This post has been on my mind for a few weeks, but when I’ve sat down to write it, I’ve never gotten but a couple of paragraphs on the subject.
Last Thursday, Mr. Mc talked to me about the subject of teaching and being a teacher. Before I get ahead of myself, let me set this up.
Tuesday night is our formal gi and belt night– our main class. As I’ve mentioned in previous posts, our adult class is relatively small, but we have a good core group. We now have two distinct classes One for the kids, and one for the adults. Before, we were all combined into one group.
In the past when there were fewer instructors coming on a regular basis, we would have as many as 15-20 students (most being kids), and most being yellow and white belts. To be able to give more individualized attention to the students, the class was broken up into several groups. The ranking students would take one of these groups while the instructor(s) worked with other groups – then we would switch.
I know that all of the green belts and up have been given the task of taking some new/beginner students and showing them the ropes. Even a few of the yellow belts have had their turn passing on what knowledge that they have. They start out simply. “Show them how to bow in and out of class and the basic commands.” The more experienced we get, the more teaching responsiblity is asked of us.
During this time, I learned a lot about teaching and being a teacher. Teaching forces you to examine your own techniques more closely, but it also tests your knowledge. Not only do you have to be able to explain how to do technique “X,” but you have to be able to tell your students what the technique can be used for, why we do it like this, and a hundred or so other questions that might come up in the process – all in terms they can understand.
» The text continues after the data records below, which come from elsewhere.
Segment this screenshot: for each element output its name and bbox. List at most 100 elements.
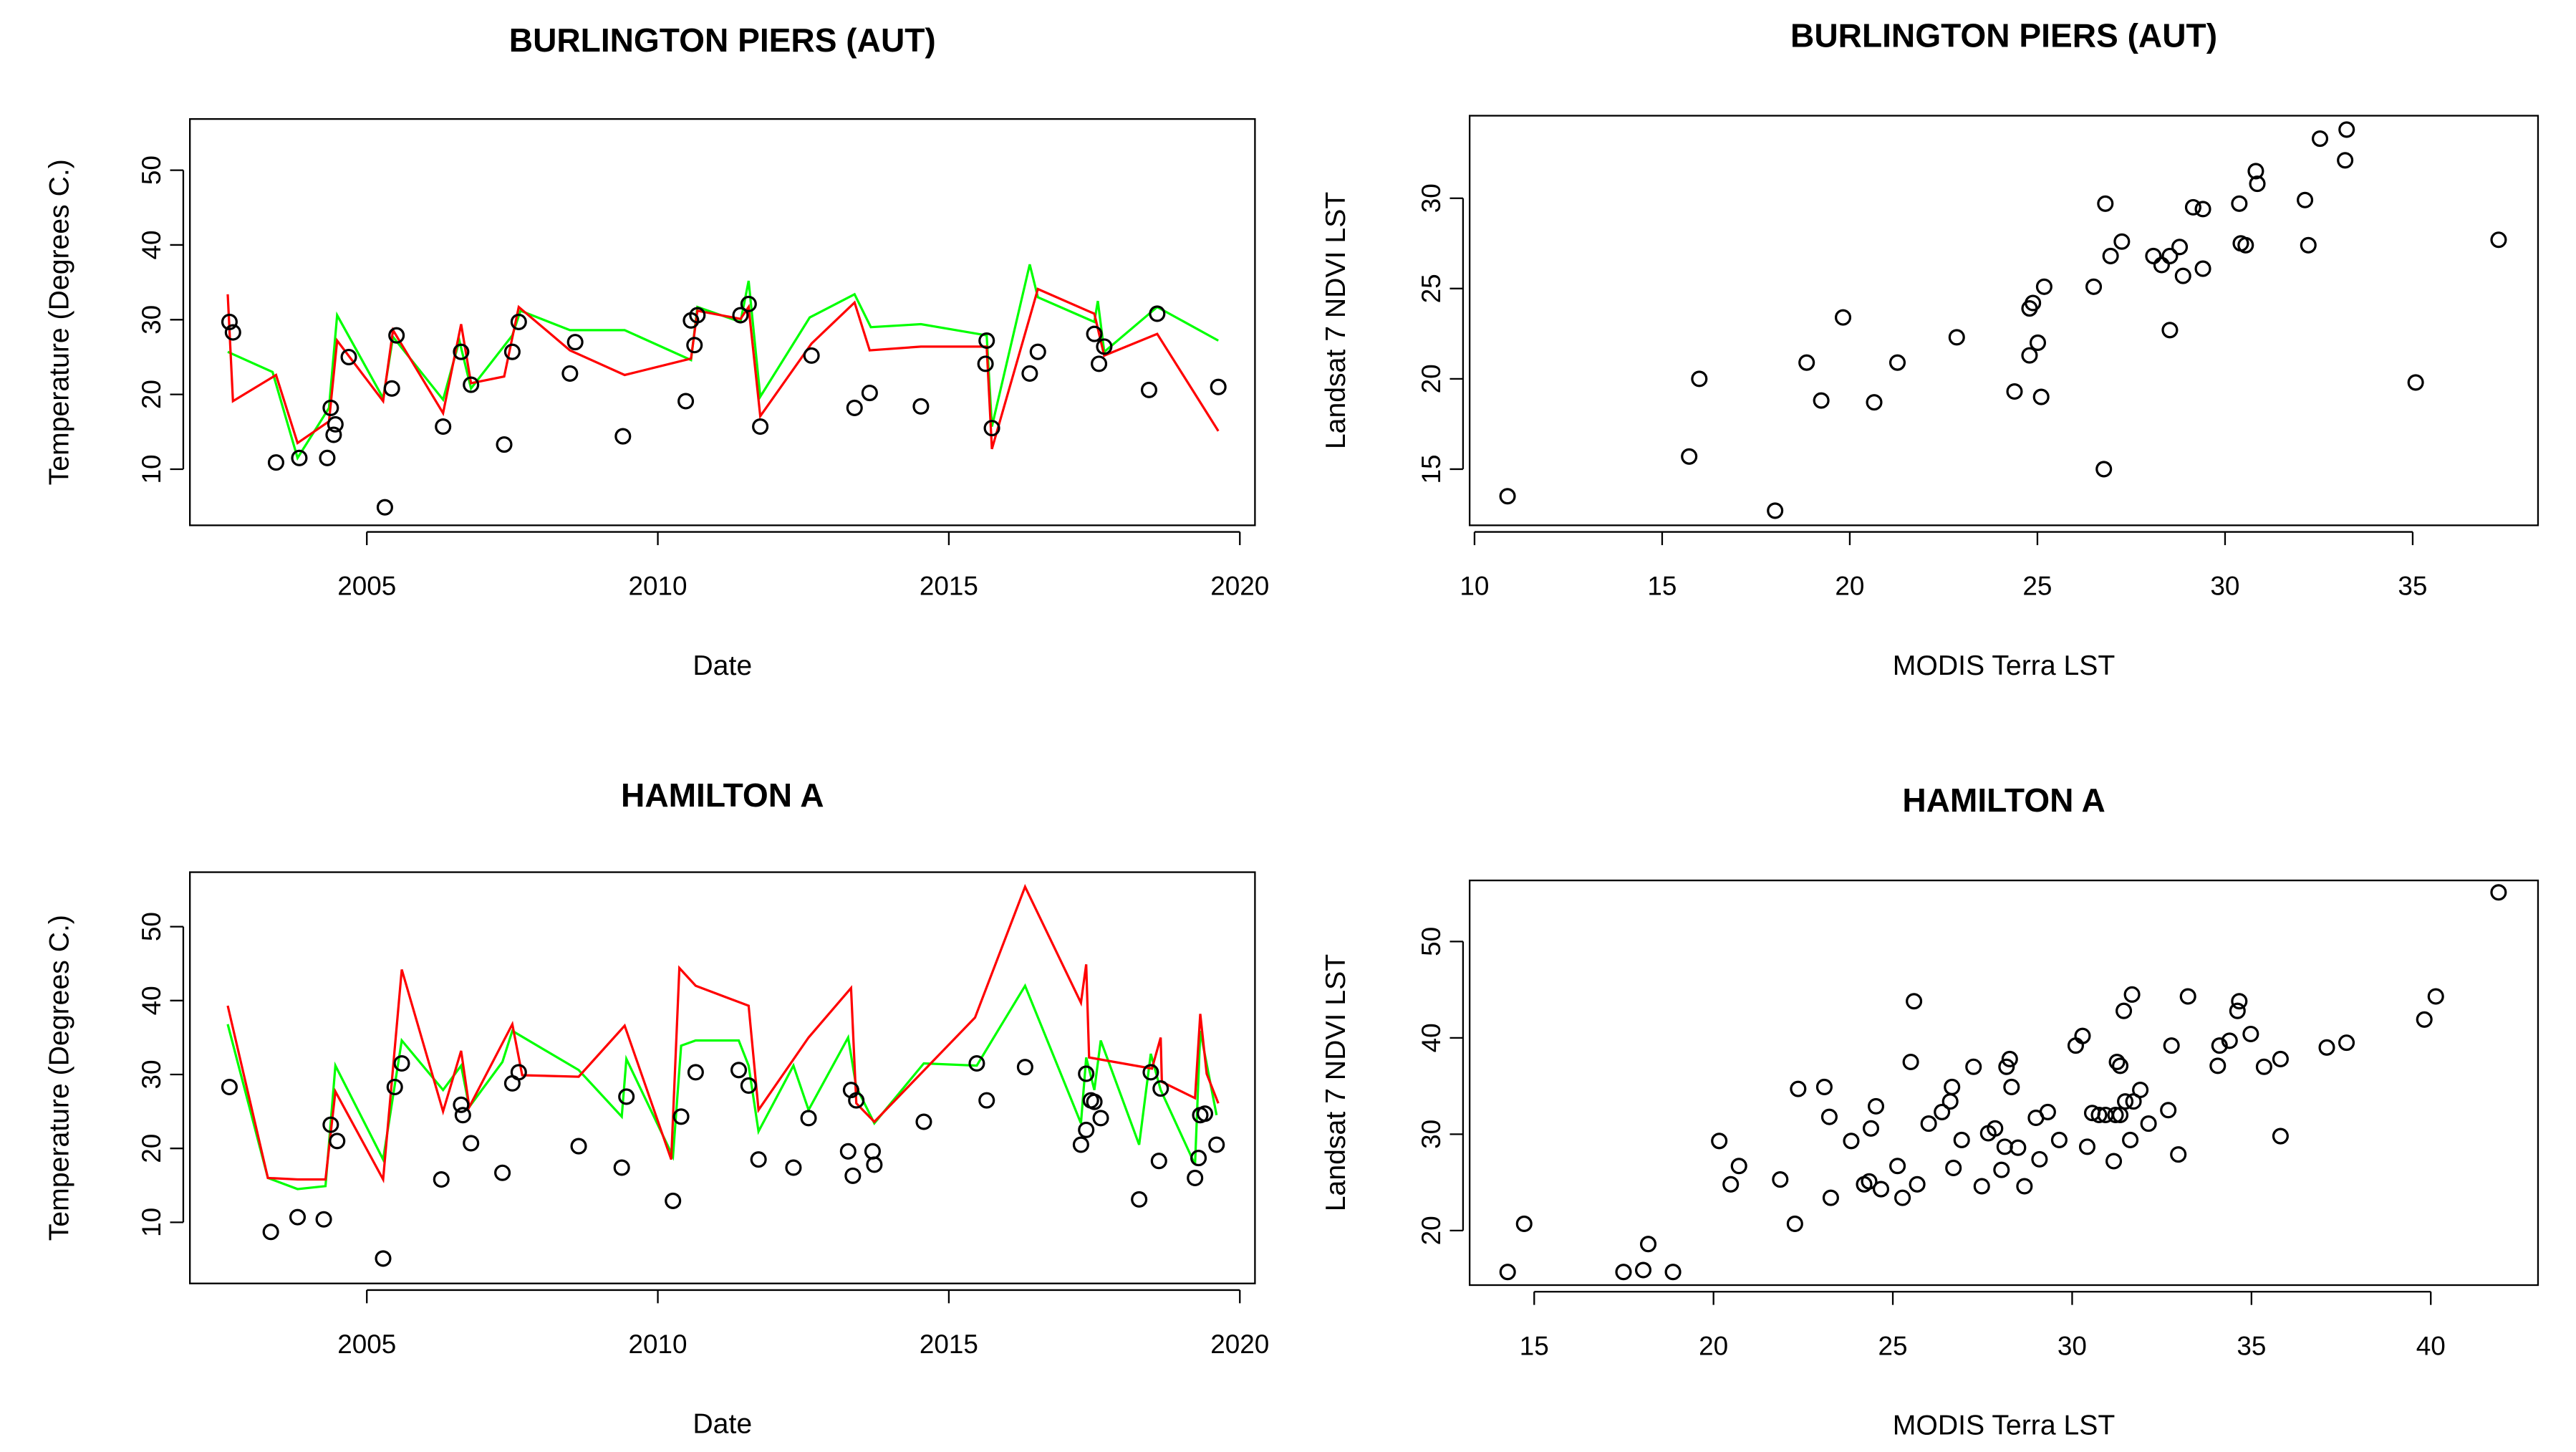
y-tick-label: 15 [1417, 454, 1446, 484]
data-point [570, 1138, 587, 1155]
x-tick-label: 30 [2210, 572, 2239, 601]
data-point [1862, 1120, 1880, 1137]
x-axis-label: MODIS Terra LST [1893, 1410, 2116, 1441]
data-point [2255, 1058, 2272, 1075]
data-point [2163, 1037, 2180, 1054]
data-point [803, 347, 820, 364]
data-point [1945, 1159, 1962, 1176]
data-point [866, 1156, 883, 1173]
data-point [386, 1078, 403, 1096]
data-point [496, 436, 513, 453]
data-point [453, 1096, 470, 1113]
data-point [2095, 461, 2113, 478]
data-point [1187, 1169, 1204, 1186]
x-tick-label: 40 [2416, 1331, 2446, 1360]
plot-box [1468, 879, 2539, 1287]
data-point [1140, 381, 1158, 398]
data-point [730, 1062, 748, 1079]
data-point [2003, 1078, 2020, 1095]
data-point [2194, 260, 2211, 277]
data-point [1866, 394, 1883, 411]
y-tick-label: 20 [1417, 364, 1446, 393]
data-point [1867, 1097, 1885, 1115]
data-point [750, 1151, 767, 1168]
data-point [289, 1208, 307, 1226]
data-point [1790, 1080, 1807, 1097]
data-point [846, 399, 863, 416]
x-tick-label: 25 [1878, 1331, 1908, 1360]
data-point [839, 1143, 857, 1160]
data-point [327, 415, 344, 433]
x-tick-label: 2005 [337, 572, 396, 601]
data-point [1639, 1236, 1657, 1253]
y-axis-label: Temperature (Degrees C.) [44, 915, 75, 1241]
x-tick-label: 2015 [920, 572, 978, 601]
data-point [677, 393, 695, 410]
data-point [1934, 1103, 1951, 1120]
data-point [2108, 1053, 2126, 1071]
data-point [2300, 236, 2317, 254]
data-point [1499, 488, 1516, 505]
data-point [375, 1250, 392, 1267]
data-point [613, 1159, 630, 1176]
y-tick-label: 25 [1417, 274, 1446, 303]
data-point [1834, 309, 1852, 326]
x-tick-label: 2015 [920, 1330, 978, 1359]
data-point [2416, 1011, 2433, 1028]
data-point [2102, 247, 2119, 264]
data-point [2107, 1106, 2124, 1123]
chart-title: BURLINGTON PIERS (AUT) [1790, 16, 2217, 54]
data-point [2179, 988, 2196, 1005]
data-point [1092, 1110, 1109, 1127]
data-point [1861, 1173, 1878, 1190]
data-point [2231, 195, 2248, 212]
data-point [915, 1113, 932, 1130]
data-point [2297, 191, 2314, 208]
data-point [800, 1110, 817, 1127]
data-point [977, 355, 994, 372]
data-point [2318, 1039, 2335, 1056]
data-point [463, 376, 480, 393]
data-point [1820, 1108, 1838, 1125]
data-point [2209, 1057, 2227, 1074]
x-axis-label: MODIS Terra LST [1893, 650, 2116, 681]
y-tick-label: 40 [137, 986, 166, 1015]
data-point [383, 380, 400, 397]
data-point [1499, 1264, 1516, 1281]
data-point [1021, 365, 1038, 382]
data-point [325, 426, 342, 443]
data-point [291, 449, 308, 466]
data-point [2272, 1050, 2289, 1067]
data-point [2031, 1150, 2048, 1168]
data-point [2117, 1093, 2134, 1110]
data-point [785, 1159, 802, 1176]
data-point [433, 1170, 450, 1188]
data-point [687, 1064, 704, 1081]
data-point [2090, 1106, 2108, 1123]
data-point [1711, 1133, 1728, 1150]
data-point [1152, 1080, 1169, 1097]
data-point [2338, 121, 2355, 138]
y-axis-label: Temperature (Degrees C.) [44, 159, 75, 485]
data-point [435, 418, 452, 436]
data-point [388, 327, 405, 344]
y-tick-label: 50 [137, 912, 166, 941]
x-tick-label: 25 [2022, 572, 2052, 601]
data-point [2311, 130, 2329, 148]
data-point [1091, 355, 1108, 372]
data-point [1208, 1136, 1225, 1153]
data-point [1210, 378, 1227, 395]
data-point [2145, 247, 2162, 264]
data-point [2170, 1146, 2187, 1163]
data-point [2074, 1027, 2091, 1044]
data-point [1873, 1181, 1890, 1198]
y-tick-label: 30 [1417, 183, 1446, 213]
data-point [2231, 993, 2248, 1010]
data-point [1822, 1189, 1839, 1206]
data-point [2112, 1057, 2129, 1074]
data-point [614, 428, 632, 445]
x-tick-label: 35 [2237, 1331, 2266, 1360]
data-point [1973, 1178, 1990, 1195]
While beginners do not need an in depth explanation, the higher up in rank they get, they need to deepen their understanding, a responsibility that falls on the shoulders of the teacher.
In the meantime, you have to work on your own development as a student, but you also have to develop as a teacher.
The progression from purely student to both student and teacher can be viewed as a set up stairs, with the height of the steps increasing a little with each rank. The progression from 4th kyu blue belt with stripe to 3rd kyu brown belt no longer remains a step, but a jump up to reach that next level. This is because a brown belt is an “Assistant Instructor.”
Being a brand new brown belt (try saying that five times fast), you can see why the issue of teaching has been on my mind lately.
Last Thursday, Mr. Mc brought up the topic. “Other systems,” he told me, “teach you the basics and when you earn your black belt, you are given a choice. Do you want to focus on becoming a teacher, or do you want to focus on being a fighter?”
Our style is different. You come up through the ranks learning how to balance both.
I think this is a great way of easing a student into a teaching role. I started out my Tae Kwon Do journey as a very shy, quiet twelve-year-old. You literally had to drag the words out of me if you wanted to carry on a conversation with me. It was a painful process. If I had been told on day 1 that I would be leading exercises, showing new students the ropes, demonstrating what I had learned to more advanced students, and eventually leading portions (and on occassions the whole) class on my own, I probably would have run as fast as I could in the opposite direction, screaming from sheer terror. “I can’t do that!” I would have said to myself.
But here I am. Doing most of the above on a fairly regular basis, and I’m not running away screaming. I know that I did not start jumping with joy when I was first asked to lead exercises and then teach, but I warmed up to it. Practice makes perfect as they say.
Today, I feel differently about being a teacher. Now, I know that I still have a lot to learn on the subject – and I’m still not the most talkative, bold person that I want to be, but I have realized something recently. Something that I never thought I would ever say.
When the day comes that I finally earn my black belt, I want to pass on what knowledge that I have as an instructor and teacher. I want to help others grow not only in the system that I am so passionate about, but also grow as a person. What I’m getting at is that I want to become the instructor – the teacher to my students that my instructors are to me, not for profit or my own gain (or because I feel pressured to do so), but because I am blessed to be involved in an art that is not a hobby, but an entire lifestyle.
I still have a long way to go. First, I need to become the proper “Assistant Instructor” that the patch on my gi says I am. Then, on to the next step. Instead of the jump I mentioned earlier, this next step looks like I’ll be needing some rock climbing gear. Guess I better go and pack and get ready for it.